In “The Stranger” , his ability to adapt to the narration for a big audience (his only commercial success), his inability to avoid genius scenes and the creative repetition of his favourite pattern of human monsters – he even portrays them – undermining community, is proven. A stylish film (obviously) with a great acting conflict which culminates in a scene deserving to be anthologized. Just for his own fun. I.D.

DIRECTOR: Orson Welles
SCREENWRITERS: Anthony Veiler, Decla Dunning, Victor Trivas
DoP: Russell Metty
MUSIC: Bronislaw Kaper
EDITOR: Ernest J. Nims
PRINCIPAL CAST: Edward G. Robinson, Loretta Young, Orson Welles



    Publication date: 2021-09-14 15:02:50

    MR. ARKADIN

    MR. ARKADIN

    Of analogous structure and almost as worthy as “Citizen Kane” in baroque grandeur, “Mr. Arcadin'' leads the audience through an amazing narrative labyrinth about the case of a notorious tycoon with a dark past and the opportunist who undertakes the task of investigating his enigmatic life, though he ends up putting his own life in danger. Having endured the devastating intervention of producers, and having been released throughout the years in different versions, a digitally restored copy of the version that is considered closest to the director's original vision will be screened. Introduction by Tasos Melemenidis, head of program at CINOBO (27/09).

    OTHELLO

    OTHELLO

    In a career full of misfortune, punishment, tough pleas, and commercial fiascos, “The Tragedy of Othello: The Moor of Venice” and the turbulent filming that lasted four years are indicative of the director's obstinate willingness to go to the edge of the world to achieve his vision. The genius of Welles behind the camera brings one of the Bard's darkest plays to life, in a stunning black and white composition as this admirable cinematic craftsmanship full of heart, ardour and blood, to this day, constitutes the sacred manual of how to make films and how to watch them. Winner of the Grand Prize of the Cannes Festival in 1952. Introduction by Dimitris Karantzas actor and director (23/09).

    THE TRIAL

    THE TRIAL

    Film noir meets German expressionism in this dystopian adaptation of Kafka's “The Trial” by the only director who could take on such a weighty task. Anthony Perkins exhibits his great acting skills in an ode of a film showing the crushing of the individual at the hands of impersonal authoritarian systems. Most people may consider “Citizen Kane” Welles' best film, however, “The Trial” remains one of his most commanding and formalistically daring films. Introduction by journalist Tina Mandilara (24/09).

    TOO MUCH JOHNSON

    TOO MUCH JOHNSON

    Orson Welles' first film project remains an autonomous, vivid and full of pizzaz tribute to silent comedy. A must-see screening for every scholar and fan of the director as it features an on-screen parade of his most determining influences throughout the 66 unedited minutes of its duration. The film will be screened prior to the main screening "The Immortal Story / Une Histoire Immortelle".

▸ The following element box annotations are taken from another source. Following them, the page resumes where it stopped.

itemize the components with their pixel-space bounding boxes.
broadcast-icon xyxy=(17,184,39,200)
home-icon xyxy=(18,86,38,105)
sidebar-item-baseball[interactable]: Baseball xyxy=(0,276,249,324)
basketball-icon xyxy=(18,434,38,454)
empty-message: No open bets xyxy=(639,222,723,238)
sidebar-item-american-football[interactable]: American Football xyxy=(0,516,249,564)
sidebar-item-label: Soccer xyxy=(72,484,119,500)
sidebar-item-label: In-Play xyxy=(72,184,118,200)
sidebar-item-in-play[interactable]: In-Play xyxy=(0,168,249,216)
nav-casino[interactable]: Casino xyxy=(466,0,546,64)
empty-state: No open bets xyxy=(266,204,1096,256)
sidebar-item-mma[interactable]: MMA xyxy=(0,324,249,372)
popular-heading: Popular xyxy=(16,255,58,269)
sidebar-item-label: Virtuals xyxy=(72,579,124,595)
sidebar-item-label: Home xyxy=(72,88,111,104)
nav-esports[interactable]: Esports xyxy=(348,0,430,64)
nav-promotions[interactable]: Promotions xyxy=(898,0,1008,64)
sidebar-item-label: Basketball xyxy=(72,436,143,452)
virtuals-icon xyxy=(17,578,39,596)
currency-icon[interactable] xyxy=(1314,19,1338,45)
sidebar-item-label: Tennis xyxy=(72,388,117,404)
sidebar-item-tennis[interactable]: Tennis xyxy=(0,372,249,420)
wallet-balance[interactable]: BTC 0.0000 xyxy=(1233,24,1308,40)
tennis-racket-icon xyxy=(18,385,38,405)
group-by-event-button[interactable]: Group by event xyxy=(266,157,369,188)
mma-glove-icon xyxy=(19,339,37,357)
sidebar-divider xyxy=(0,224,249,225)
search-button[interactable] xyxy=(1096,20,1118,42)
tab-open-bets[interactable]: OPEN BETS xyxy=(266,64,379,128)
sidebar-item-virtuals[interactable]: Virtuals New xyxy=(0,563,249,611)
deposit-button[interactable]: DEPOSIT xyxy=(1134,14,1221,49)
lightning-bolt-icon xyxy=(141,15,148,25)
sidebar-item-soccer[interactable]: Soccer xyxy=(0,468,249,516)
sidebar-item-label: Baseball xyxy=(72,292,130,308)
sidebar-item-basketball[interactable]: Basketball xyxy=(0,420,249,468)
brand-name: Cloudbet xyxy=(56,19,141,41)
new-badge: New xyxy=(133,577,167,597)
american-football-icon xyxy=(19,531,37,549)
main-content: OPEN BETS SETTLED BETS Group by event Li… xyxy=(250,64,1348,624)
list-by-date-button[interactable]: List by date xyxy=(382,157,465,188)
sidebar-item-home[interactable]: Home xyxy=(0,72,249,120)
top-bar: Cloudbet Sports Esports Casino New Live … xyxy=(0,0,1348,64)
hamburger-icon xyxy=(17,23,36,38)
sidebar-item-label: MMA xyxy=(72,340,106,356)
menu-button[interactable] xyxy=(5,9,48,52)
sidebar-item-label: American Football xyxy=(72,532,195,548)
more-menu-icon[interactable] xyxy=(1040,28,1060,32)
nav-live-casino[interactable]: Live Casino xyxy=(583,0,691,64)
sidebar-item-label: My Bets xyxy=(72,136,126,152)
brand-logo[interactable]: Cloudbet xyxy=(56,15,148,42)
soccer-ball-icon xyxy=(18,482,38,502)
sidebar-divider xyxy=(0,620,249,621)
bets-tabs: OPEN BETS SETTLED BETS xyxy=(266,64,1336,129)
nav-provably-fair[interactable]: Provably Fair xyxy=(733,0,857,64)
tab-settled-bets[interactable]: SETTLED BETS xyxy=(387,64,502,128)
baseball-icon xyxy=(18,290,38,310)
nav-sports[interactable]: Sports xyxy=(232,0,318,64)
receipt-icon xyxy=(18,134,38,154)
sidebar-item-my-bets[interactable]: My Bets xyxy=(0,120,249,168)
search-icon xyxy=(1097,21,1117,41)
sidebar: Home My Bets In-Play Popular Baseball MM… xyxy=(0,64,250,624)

    THE IMMORTAL STORY / UNE HISTOIRE IMMORTELLE

    THE IMMORTAL STORY / UNE HISTOIRE IMMORTELLE

    Director: Orson Welles
It only lasts an hour and yet countless articles have been written through years about Welles' fairytale adaptation of Karen Blixen's sublime novel in which the final wish of a lonely elderly aristocrat nearing the end of his life is to prove that he can turn an old naval myth into reality. The triumph of fantasy and romanticism will overwhelmingly prevail over realism in this beautiful diamond of a film which is made all the more lovelier by Jeanne Moreau. Double feature with “Too Much Johnson".